Situated on six acres of wooded property only minutes from downtown Grass Valley, the McConnaughays’ two-story house of gray-painted cedar shakes looks so New England it seems almost out of place in California.
Symmetrical with four multipaned windows on either side of the central door and a chimney right in the center of the roof, it looks fairly small – that is, until you step inside. It’s long and narrow, like the houses of yore.
“As the family grew,” Peggy said, “they added on linearly.”
It stretches for a good, long way, with the sitting room and dining room up front, all the way to the master bedroom suite in the back.
While the actual saltbox-designed part of the house, with its distinctive roof configuration of a one-way slant, is a modest 1,200 square feet, the entire house with its two additional gables totals a comfortable 3,200 square feet.
Real antiques, as well as convincing reproductions, are everywhere in the house.
“About 75 percent (of the furnishings) are antique,” Peggy said, “which means 100 years old or more.”
Windsor chairs, a perforated metal pie saver, a 300-year-old tea table, canopied beds, portraits of unsmiling children all dressed up in their Sunday-go-to-meeting clothes and period floor coverings that include a hand-painted canvas “rug” typical of Thomas Jefferson’s day – the home is so authentically Colonial that it was featured in the Music in the Mountain’s fall 2002 home tour.
After 15 years in the antique retail business, Peggy knows where and how to find the exact item that’s needed, both for their house and the customers who come to their store in Nevada City.
There’s even more as the house tour continues. A hand-painted mural that depicts their house and its environs surrounds a walk-in fireplace – both typical of a bygone era.

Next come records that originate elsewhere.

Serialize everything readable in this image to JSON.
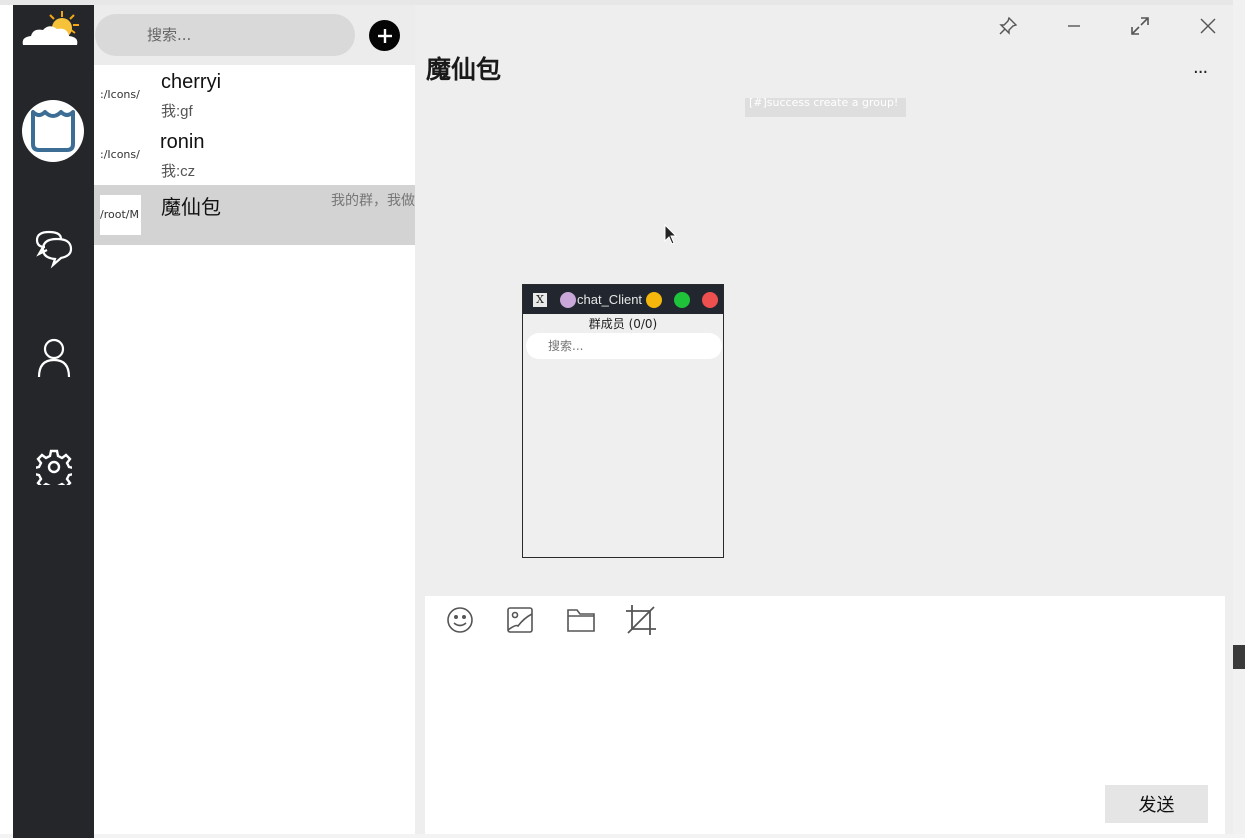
{
  "sidebar": {
    "logo_icon": "weather-sun-cloud-icon",
    "avatar_icon": "bag-avatar-icon",
    "nav": [
      {
        "name": "chat",
        "icon": "chat-bubbles-icon"
      },
      {
        "name": "contacts",
        "icon": "person-icon"
      },
      {
        "name": "settings",
        "icon": "gear-icon"
      }
    ]
  },
  "chat_list": {
    "search_placeholder": "搜索...",
    "add_icon": "plus-icon",
    "items": [
      {
        "thumb_text": ":/Icons/",
        "name": "cherryi",
        "preview": "我:gf",
        "snippet": ""
      },
      {
        "thumb_text": ":/Icons/",
        "name": "ronin",
        "preview": "我:cz",
        "snippet": ""
      },
      {
        "thumb_text": "/root/M",
        "name": "魔仙包",
        "preview": "",
        "snippet": "我的群，我做主"
      }
    ]
  },
  "chat": {
    "title": "魔仙包",
    "more_label": "...",
    "system_message": "[#]success create a group!",
    "window_controls": [
      "pin-icon",
      "minimize-icon",
      "maximize-icon",
      "close-icon"
    ]
  },
  "member_popup": {
    "window_title": "chat_Client",
    "members_label": "群成员 (0/0)",
    "search_placeholder": "搜索...",
    "dot_colors": {
      "purple": "#c9a7d8",
      "yellow": "#f6b70d",
      "green": "#1ec33a",
      "red": "#ee4f4f"
    }
  },
  "input": {
    "tools": [
      "emoji-icon",
      "image-icon",
      "folder-icon",
      "screenshot-crop-icon"
    ],
    "send_label": "发送"
  }
}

Distressed wide-plank flooring is held in place with old-fashioned square nails.
“Oh, the contractors hated that,” Jim said, “because they couldn’t use a nail gun.”
The 640 panes of glass in the house would have been even more had the McConnaughays stuck with the traditional 12-by-12 paned windows (that’s 24 itsy panes in one window), but just the nightmare of having to tape them to hand-paint the casements or, worse yet, clean those tiny panes was enough to make them do 9 by 9 instead.

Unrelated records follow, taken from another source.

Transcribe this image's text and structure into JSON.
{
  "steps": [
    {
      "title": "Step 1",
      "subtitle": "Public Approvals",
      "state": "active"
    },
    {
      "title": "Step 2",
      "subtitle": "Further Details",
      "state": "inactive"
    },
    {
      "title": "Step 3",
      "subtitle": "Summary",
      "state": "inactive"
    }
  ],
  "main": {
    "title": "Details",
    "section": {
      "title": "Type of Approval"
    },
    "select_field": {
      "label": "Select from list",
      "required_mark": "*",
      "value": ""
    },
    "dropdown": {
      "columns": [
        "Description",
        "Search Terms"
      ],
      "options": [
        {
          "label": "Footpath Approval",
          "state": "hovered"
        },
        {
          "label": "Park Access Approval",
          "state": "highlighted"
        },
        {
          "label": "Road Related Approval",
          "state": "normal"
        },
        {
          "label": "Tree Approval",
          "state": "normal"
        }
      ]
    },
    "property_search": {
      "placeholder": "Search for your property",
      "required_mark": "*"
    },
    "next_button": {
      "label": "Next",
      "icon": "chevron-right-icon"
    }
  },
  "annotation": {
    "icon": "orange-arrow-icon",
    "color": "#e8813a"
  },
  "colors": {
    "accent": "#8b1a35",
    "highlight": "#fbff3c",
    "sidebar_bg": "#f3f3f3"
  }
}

Even the couple’s dog, a Cavalier King Charles spaniel, harkens back in history as a breed that lounged on the laps of kings and courtiers. Today, however, Bailey is a certified therapy dog who accompanies Peggy on visits to nursing homes. Jim, on the other hand, volunteers as a fire lookout, and on the day of the interview for this story, had been watching the Stevens Fire near Colfax.

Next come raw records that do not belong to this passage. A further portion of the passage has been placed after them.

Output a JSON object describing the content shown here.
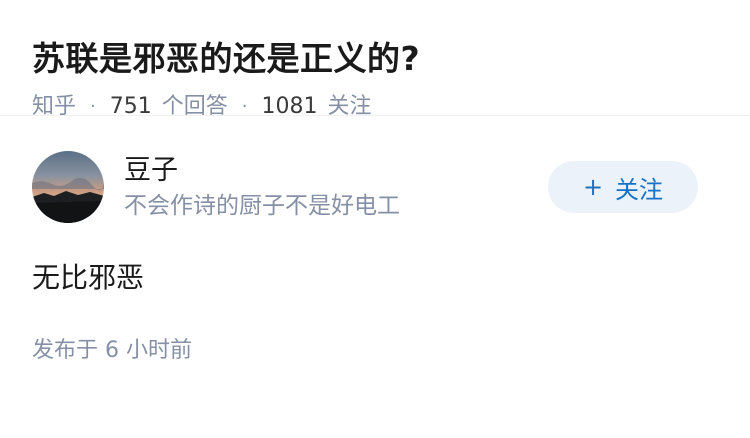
{
  "question": {
    "title": "苏联是邪恶的还是正义的?",
    "source": "知乎",
    "answer_count": "751",
    "answer_label": "个回答",
    "follow_count": "1081",
    "follow_label": "关注",
    "separator": "·"
  },
  "answer": {
    "author_name": "豆子",
    "author_bio": "不会作诗的厨子不是好电工",
    "follow_button_icon": "+",
    "follow_button_label": "关注",
    "content": "无比邪恶",
    "time": "发布于 6 小时前"
  },
  "colors": {
    "title": "#1a1a1a",
    "meta": "#8590a6",
    "follow_bg": "#ebf2fa",
    "follow_text": "#1772c6"
  }
}
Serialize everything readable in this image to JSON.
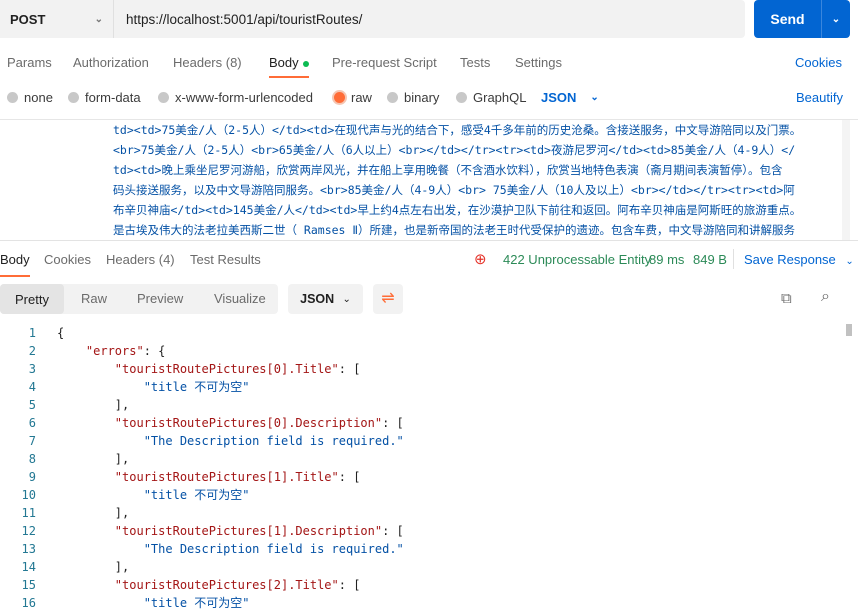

The McConnaughays tend to like their creature comforts, so they take historical accuracy just so far. After all, who would want to live without a refrigerator or electric lights?
But somehow they incorporated the modern things, such as stainless steel appliances, in ways that work. The huge TV, for instance, is behind old-looking cabinet doors. The walk-in fireplace that would have had kettles hanging in it now has a Vermont wood-burning stove. And the candles – which colonists put in their front windows to beckon travelers – are electrified for fire safety.
These days, the type of travelers the effervescent McConnaughays welcome are mostly relatives who stay in the upstairs bedrooms.
Everyone gathers in the large kitchen/gathering room area (which boasts a modern-day folk artist Warren Kimball painting) to enjoy dinner parties and the warmth of a stove that heats the entire downstairs.
The most wondrous times to see the house in all its glory, the couple says, is either in the spring, when the backyard wildflower garden explodes into color, or around the holidays when they exchange the patriotic red, white and blue bunting for beautiful holiday swags underneath each of the nine front windows, again echoing the hospitality of the 18th century that beckoned to the traveler to come in and rest a while.